Responsive webapp, iOS + Android app
- Analyzed user data to derive a list of most active users in our system.
- Created a user study interview script
- Created personas based on variables discovered.
- User interviews, research and analysis, persona development, Usability testing, A/B testing, Interactive prototypes, Mockups, Wireframes, Competitive analysis, Road mapping
We learned that our most active consistently had an urge to want to help when there is an outside trigger. But when they opened Stand V1, it didn’t satisfy their need. For example, when there heard about the refugee crisis, they had a desire to contribute to the cause, but they don't know what how to help, nor do they know where to turn.
- People were not interested in yet another social network, even if it was for charity.
- People wanted to pushed ideas and opportunities to give back, rather than casually browse through content.
- There was no hook or trigger to bring the user back into the app
Young people feel a strong innate desire to help others. The problem is they’re not quite sure how and if what they do will make a difference.
“There’s nothing I can do. I don’t have millions of dollars to contribute.”
“Maybe I can do something once I’m rich and powerful.”
“I want to volunteer, but I don’t know how/where to do that.”
Passive activism: “What good does a petition on change.org do?”
We created a curated list of ideas to push to users on a daily basis. We also design points and levels, doing so allows users to collect points and compete with their friends.
In designing the new product, we thought about how we could help people build a habit of altruism. Taking a page from Jane McGonigal’s Super Better app, we wanted to use mobile and digital technology to channel positive attitudes and collaboration in the real world. By considering the behavior we wanted to instill in our young active do gooders, we set out to design the core loop based on a set of behaviors. We also designed the app using Nir Eyal’s hook model as a guide to design the core flow we wanted our young do gooders to perform.
Designing Stand's V-2 Core Flow
The idea was to design the simplest set of behavior we wanted our do gooders to perform in order to establish a new habit. That habit was to check their phones everyday.
1. External Trigger: After school, check your app. Attach this new behavior to an already existing behavior and make this part of your daily routine.
2. Action: Open the STAND app and check it for your daily challenges. Habits become stronger when linked to an already existing routine. Students and adults as well will check their phones as soon as they are able to. At this time, we would gently remind them to that they have new challenges to review.

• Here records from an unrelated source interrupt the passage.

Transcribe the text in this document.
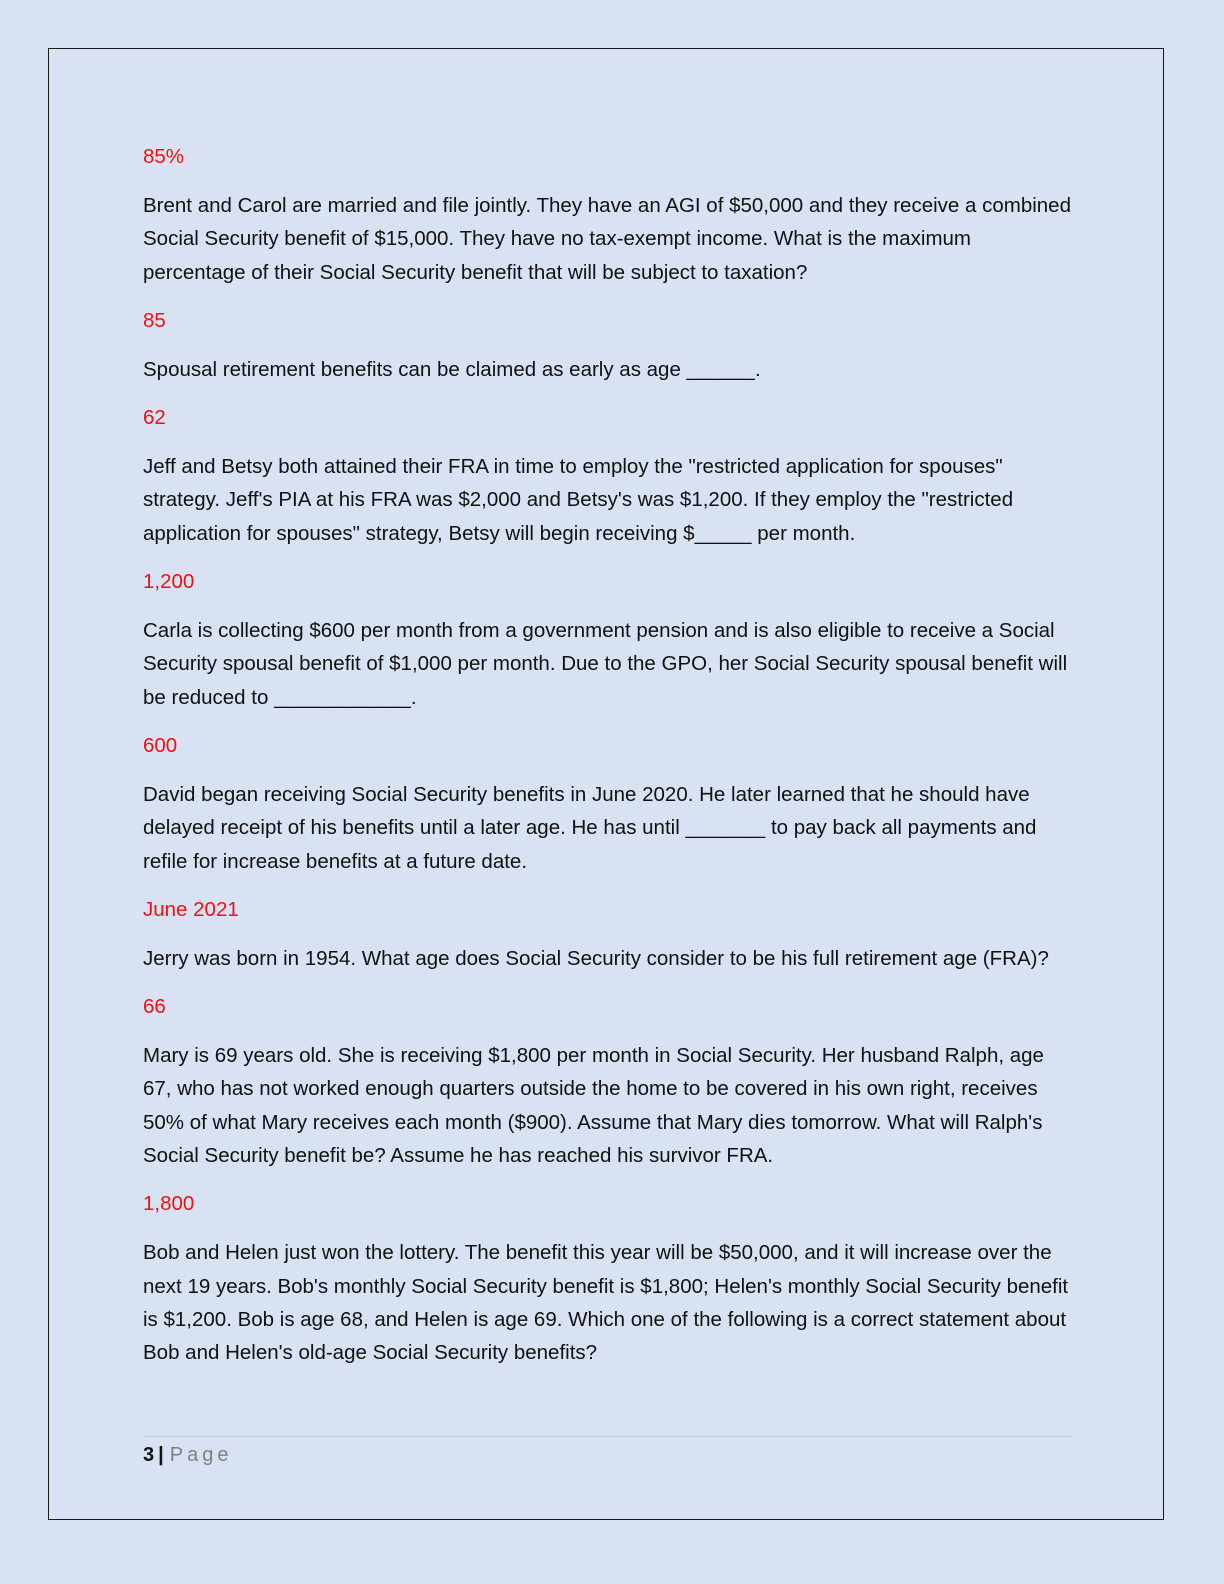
85%

Brent and Carol are married and file jointly. They have an AGI of $50,000 and they receive a combined Social Security benefit of $15,000. They have no tax-exempt income. What is the maximum percentage of their Social Security benefit that will be subject to taxation?

85

Spousal retirement benefits can be claimed as early as age ______.

62

Jeff and Betsy both attained their FRA in time to employ the "restricted application for spouses" strategy. Jeff's PIA at his FRA was $2,000 and Betsy's was $1,200. If they employ the "restricted application for spouses" strategy, Betsy will begin receiving $_____ per month.

1,200

Carla is collecting $600 per month from a government pension and is also eligible to receive a Social Security spousal benefit of $1,000 per month. Due to the GPO, her Social Security spousal benefit will be reduced to ____________.

600

David began receiving Social Security benefits in June 2020. He later learned that he should have delayed receipt of his benefits until a later age. He has until _______ to pay back all payments and refile for increase benefits at a future date.

June 2021

Jerry was born in 1954. What age does Social Security consider to be his full retirement age (FRA)?

66

Mary is 69 years old. She is receiving $1,800 per month in Social Security. Her husband Ralph, age 67, who has not worked enough quarters outside the home to be covered in his own right, receives 50% of what Mary receives each month ($900). Assume that Mary dies tomorrow. What will Ralph's Social Security benefit be? Assume he has reached his survivor FRA.

1,800

Bob and Helen just won the lottery. The benefit this year will be $50,000, and it will increase over the next 19 years. Bob's monthly Social Security benefit is $1,800; Helen's monthly Social Security benefit is $1,200. Bob is age 68, and Helen is age 69. Which one of the following is a correct statement about Bob and Helen's old-age Social Security benefits?

3 | Page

3. Variable Reward: Participants checks their app and gets rewarded with exciting fun challenges, sometimes. The challenges themselves are could be appealing or not depending on personal preference. Think of it like a feed on facebook or pintrest, or even faces on dating apps like tinder, there will be some that are incredibly interesting while others you swipe past quickly, regardless, you continue to scroll in search for the next “reward”.

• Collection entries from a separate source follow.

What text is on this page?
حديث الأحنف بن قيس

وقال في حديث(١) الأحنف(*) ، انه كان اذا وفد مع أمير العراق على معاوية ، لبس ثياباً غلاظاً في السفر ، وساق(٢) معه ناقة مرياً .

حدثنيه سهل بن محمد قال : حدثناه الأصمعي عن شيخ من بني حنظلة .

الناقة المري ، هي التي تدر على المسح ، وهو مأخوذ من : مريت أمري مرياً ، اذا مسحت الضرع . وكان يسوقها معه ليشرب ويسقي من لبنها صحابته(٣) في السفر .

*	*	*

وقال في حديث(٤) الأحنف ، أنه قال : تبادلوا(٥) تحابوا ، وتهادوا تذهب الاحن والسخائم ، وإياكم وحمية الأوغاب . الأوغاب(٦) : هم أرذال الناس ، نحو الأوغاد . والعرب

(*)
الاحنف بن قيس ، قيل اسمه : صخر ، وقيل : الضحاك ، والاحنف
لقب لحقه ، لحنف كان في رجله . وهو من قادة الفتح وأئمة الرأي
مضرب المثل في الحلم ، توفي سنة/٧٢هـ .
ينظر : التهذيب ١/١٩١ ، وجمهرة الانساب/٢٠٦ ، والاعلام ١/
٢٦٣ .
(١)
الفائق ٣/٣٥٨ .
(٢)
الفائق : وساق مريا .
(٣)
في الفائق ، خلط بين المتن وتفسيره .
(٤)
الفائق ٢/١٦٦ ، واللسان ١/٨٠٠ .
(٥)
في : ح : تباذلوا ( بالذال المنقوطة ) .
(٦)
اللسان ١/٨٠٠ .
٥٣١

- Creating variable reward generates FOMO, if they don’t check the app everyday, they would lose the chance to accept one of the challenges.
4. Investment: As they accept challenges, participants start to collect them on their profile as “to dos”.
- As they complete the challenges, they are adding to their philanthropic profile/ resume
- The more they use the app, the more the product learns what kind of challenges and activities the participants like.